All of Sloan’s five Olympic teammates went slightly different directions after the Beijing Games. Sloan’s good friend and fellow Indiana native Samantha Peszek went on to compete for UCLA. In 2011, she helped the Bruins finish as national runner-ups and Peszek took the NCAA title in the balance beam. She tore her Achilles’ tendon during a practice and is not competing at the NCAAs this week.
|Bridget Sloan competes on floor in a meet against Missouri on
Jan. 18, 2013.
Meanwhile Sloan, Shawn Johnson, Nastia Liukin, Chellsie Memmel and Alicia Sacramone tried and fell short of making the 2012 Olympic Team. Yet of the six only Sloan stuck with the sport continuously after Beijing (albeit with some breaks due to injuries).
So the elbow injury at the Olympic Trials was a heartbreaking end to her elite career.
Sloan credits her mom, Mary, for forcing her to get out of her home in Pittsboro, Ind., and work at gymnastics camps during the weeks after the Olympic Trials.
“I can’t thank her enough for pushing me to do that because it pushed me out of that funk,” she said.
And a few weeks after that, Sloan was packing a U-Haul truck and driving 12 hours to her new home.

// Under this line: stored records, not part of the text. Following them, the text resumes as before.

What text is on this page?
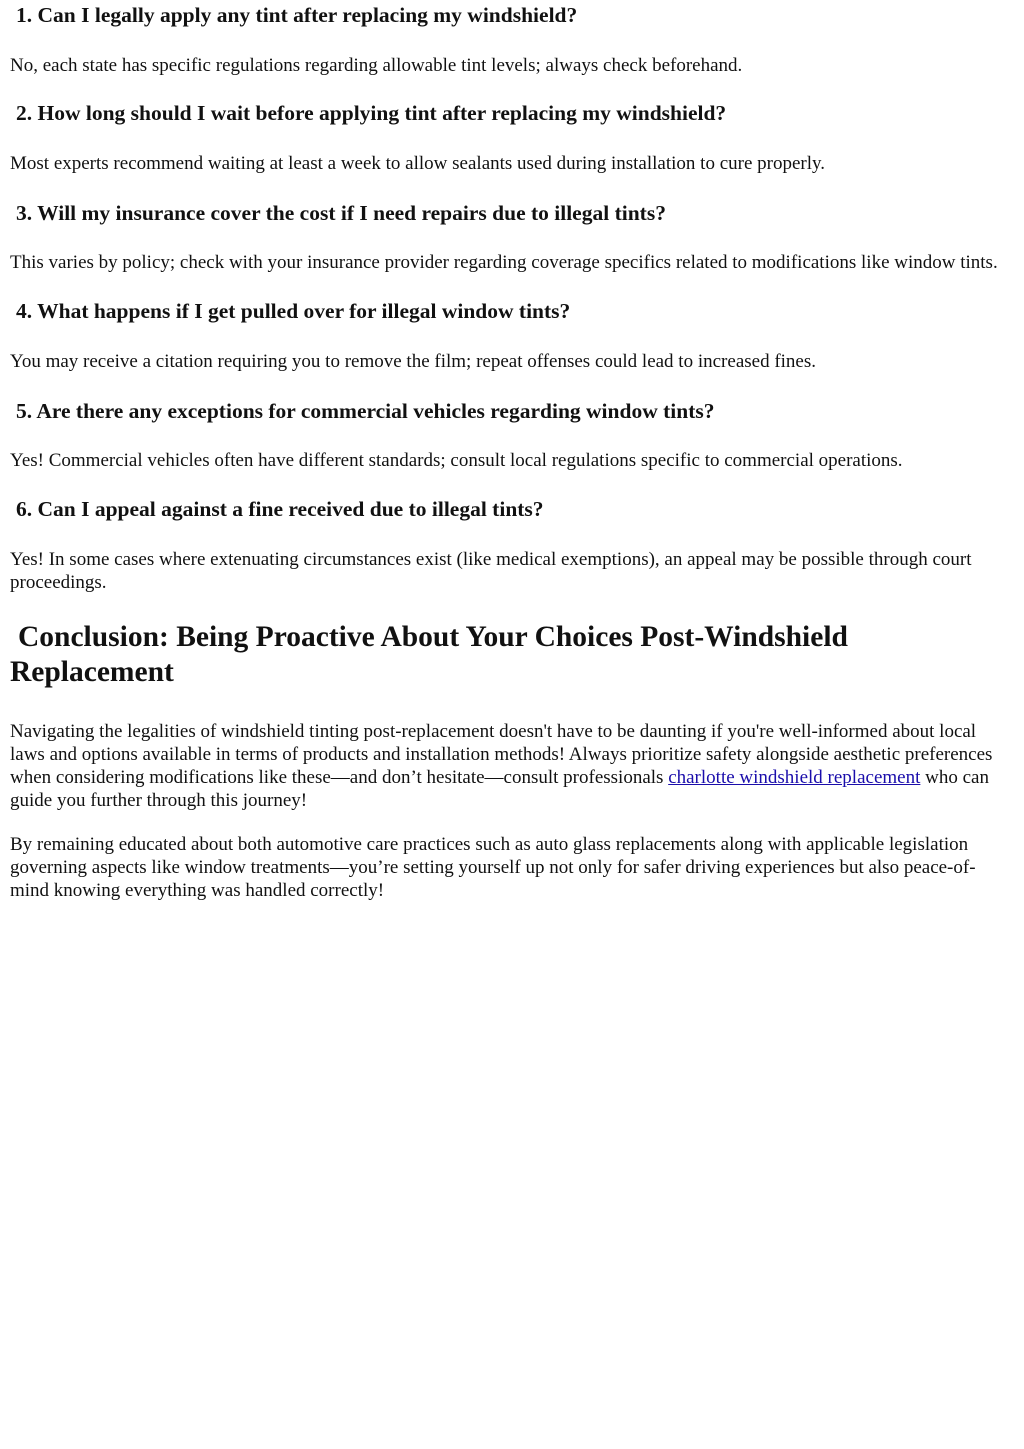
1. Can I legally apply any tint after replacing my windshield?

No, each state has specific regulations regarding allowable tint levels; always check beforehand.

2. How long should I wait before applying tint after replacing my windshield?

Most experts recommend waiting at least a week to allow sealants used during installation to cure properly.

3. Will my insurance cover the cost if I need repairs due to illegal tints?

This varies by policy; check with your insurance provider regarding coverage specifics related to modifications like window tints.

4. What happens if I get pulled over for illegal window tints?

You may receive a citation requiring you to remove the film; repeat offenses could lead to increased fines.

5. Are there any exceptions for commercial vehicles regarding window tints?

Yes! Commercial vehicles often have different standards; consult local regulations specific to commercial operations.

6. Can I appeal against a fine received due to illegal tints?

Yes! In some cases where extenuating circumstances exist (like medical exemptions), an appeal may be possible through court proceedings.

Conclusion: Being Proactive About Your Choices Post-Windshield Replacement

Navigating the legalities of windshield tinting post-replacement doesn't have to be daunting if you're well-informed about local laws and options available in terms of products and installation methods! Always prioritize safety alongside aesthetic preferences when considering modifications like these—and don’t hesitate—consult professionals charlotte windshield replacement who can guide you further through this journey!

By remaining educated about both automotive care practices such as auto glass replacements along with applicable legislation governing aspects like window treatments—you’re setting yourself up not only for safer driving experiences but also peace-of-mind knowing everything was handled correctly!
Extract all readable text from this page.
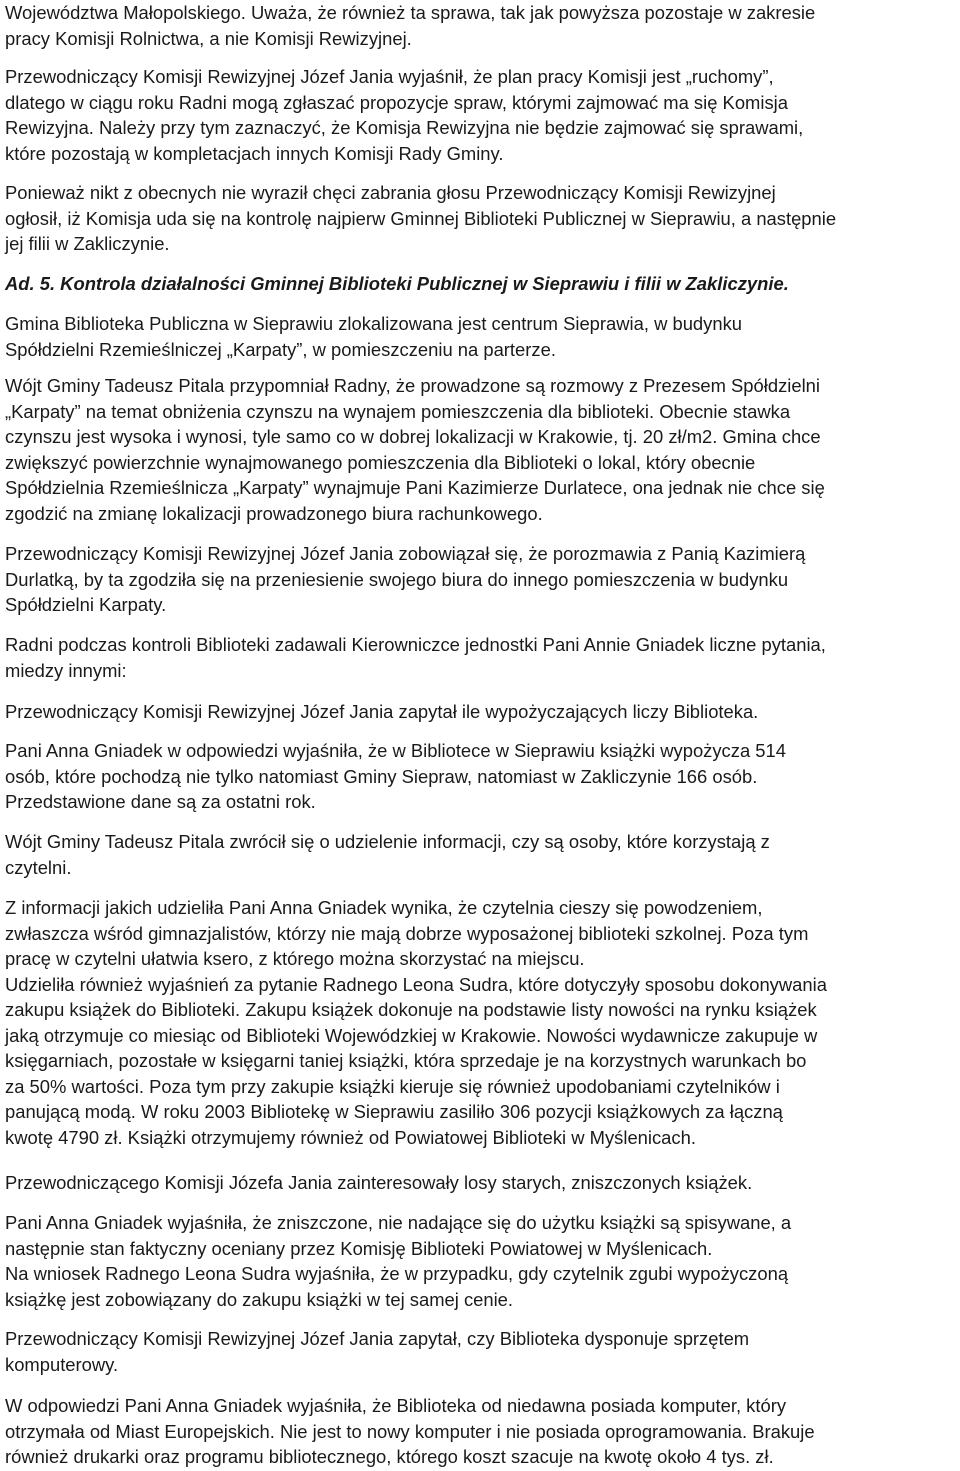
Województwa Małopolskiego. Uważa, że również ta sprawa, tak jak powyższa pozostaje w zakresie
pracy Komisji Rolnictwa, a nie Komisji Rewizyjnej.

Przewodniczący Komisji Rewizyjnej Józef Jania wyjaśnił, że plan pracy Komisji jest „ruchomy”,
dlatego w ciągu roku Radni mogą zgłaszać propozycje spraw, którymi zajmować ma się Komisja
Rewizyjna. Należy przy tym zaznaczyć, że Komisja Rewizyjna nie będzie zajmować się sprawami,
które pozostają w kompletacjach innych Komisji Rady Gminy.

Ponieważ nikt z obecnych nie wyraził chęci zabrania głosu Przewodniczący Komisji Rewizyjnej
ogłosił, iż Komisja uda się na kontrolę najpierw Gminnej Biblioteki Publicznej w Sieprawiu, a następnie
jej filii w Zakliczynie.

Ad. 5. Kontrola działalności Gminnej Biblioteki Publicznej w Sieprawiu i filii w Zakliczynie.

Gmina Biblioteka Publiczna w Sieprawiu zlokalizowana jest centrum Sieprawia, w budynku
Spółdzielni Rzemieślniczej „Karpaty”, w pomieszczeniu na parterze.

Wójt Gminy Tadeusz Pitala przypomniał Radny, że prowadzone są rozmowy z Prezesem Spółdzielni
„Karpaty” na temat obniżenia czynszu na wynajem pomieszczenia dla biblioteki. Obecnie stawka
czynszu jest wysoka i wynosi, tyle samo co w dobrej lokalizacji w Krakowie, tj. 20 zł/m2. Gmina chce
zwiększyć powierzchnie wynajmowanego pomieszczenia dla Biblioteki o lokal, który obecnie
Spółdzielnia Rzemieślnicza „Karpaty” wynajmuje Pani Kazimierze Durlatece, ona jednak nie chce się
zgodzić na zmianę lokalizacji prowadzonego biura rachunkowego.

Przewodniczący Komisji Rewizyjnej Józef Jania zobowiązał się, że porozmawia z Panią Kazimierą
Durlatką, by ta zgodziła się na przeniesienie swojego biura do innego pomieszczenia w budynku
Spółdzielni Karpaty.

Radni podczas kontroli Biblioteki zadawali Kierowniczce jednostki Pani Annie Gniadek liczne pytania,
miedzy innymi:

Przewodniczący Komisji Rewizyjnej Józef Jania zapytał ile wypożyczających liczy Biblioteka.

Pani Anna Gniadek w odpowiedzi wyjaśniła, że w Bibliotece w Sieprawiu książki wypożycza 514
osób, które pochodzą nie tylko natomiast Gminy Siepraw, natomiast w Zakliczynie 166 osób.
Przedstawione dane są za ostatni rok.

Wójt Gminy Tadeusz Pitala zwrócił się o udzielenie informacji, czy są osoby, które korzystają z
czytelni.

Z informacji jakich udzieliła Pani Anna Gniadek wynika, że czytelnia cieszy się powodzeniem,
zwłaszcza wśród gimnazjalistów, którzy nie mają dobrze wyposażonej biblioteki szkolnej. Poza tym
pracę w czytelni ułatwia ksero, z którego można skorzystać na miejscu.
Udzieliła również wyjaśnień za pytanie Radnego Leona Sudra, które dotyczyły sposobu dokonywania
zakupu książek do Biblioteki. Zakupu książek dokonuje na podstawie listy nowości na rynku książek
jaką otrzymuje co miesiąc od Biblioteki Wojewódzkiej w Krakowie. Nowości wydawnicze zakupuje w
księgarniach, pozostałe w księgarni taniej książki, która sprzedaje je na korzystnych warunkach bo
za 50% wartości. Poza tym przy zakupie książki kieruje się również upodobaniami czytelników i
panującą modą. W roku 2003 Bibliotekę w Sieprawiu zasiliło 306 pozycji książkowych za łączną
kwotę 4790 zł. Książki otrzymujemy również od Powiatowej Biblioteki w Myślenicach.

Przewodniczącego Komisji Józefa Jania zainteresowały losy starych, zniszczonych książek.

Pani Anna Gniadek wyjaśniła, że zniszczone, nie nadające się do użytku książki są spisywane, a
następnie stan faktyczny oceniany przez Komisję Biblioteki Powiatowej w Myślenicach.
Na wniosek Radnego Leona Sudra wyjaśniła, że w przypadku, gdy czytelnik zgubi wypożyczoną
książkę jest zobowiązany do zakupu książki w tej samej cenie.

Przewodniczący Komisji Rewizyjnej Józef Jania zapytał, czy Biblioteka dysponuje sprzętem
komputerowy.

W odpowiedzi Pani Anna Gniadek wyjaśniła, że Biblioteka od niedawna posiada komputer, który
otrzymała od Miast Europejskich. Nie jest to nowy komputer i nie posiada oprogramowania. Brakuje
również drukarki oraz programu bibliotecznego, którego koszt szacuje na kwotę około 4 tys. zł.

By the time she arrived, her elbow injury — which she identifies unofficially as a sprain on the nerve — was fully healed. The next step then was adapting to her new life as a collegiate gymnast. Whereas Sloan spent most of her life honing her individual career for a handful of meets each year, she now competes with a team of 15 gymnasts who have had a dozen meets since Jan. 4.
First seeing the schedule was bit daunting, Sloan admitted, but so far the season could hardly have gone better. Even her body feels as fresh as ever, she said, after she eased into competing all-around.
“Being here and being on the team, that’s all I wanted to do,” said Sloan, who is majoring in sports broadcasting and advertising. “No matter what the results were I knew that I was meant to be here. We have an incredible team: the chemistry, the depth, everything is absolutely awesome. And to be a part of that definitely feels good.”
When Sloan looks back on her elite career, she is proud of what she accomplished. Yet, knowing that an end was inevitable, she is also happy with where she is going. It’s a path, she said, that she hopes more elite gymnasts will consider following too.
“People always say how college isn’t for everybody,” she said, “but I really hope other elites can look at my experience and look at Sam’s experience and see how much fun we are having and how much we are enjoying gymnastics.”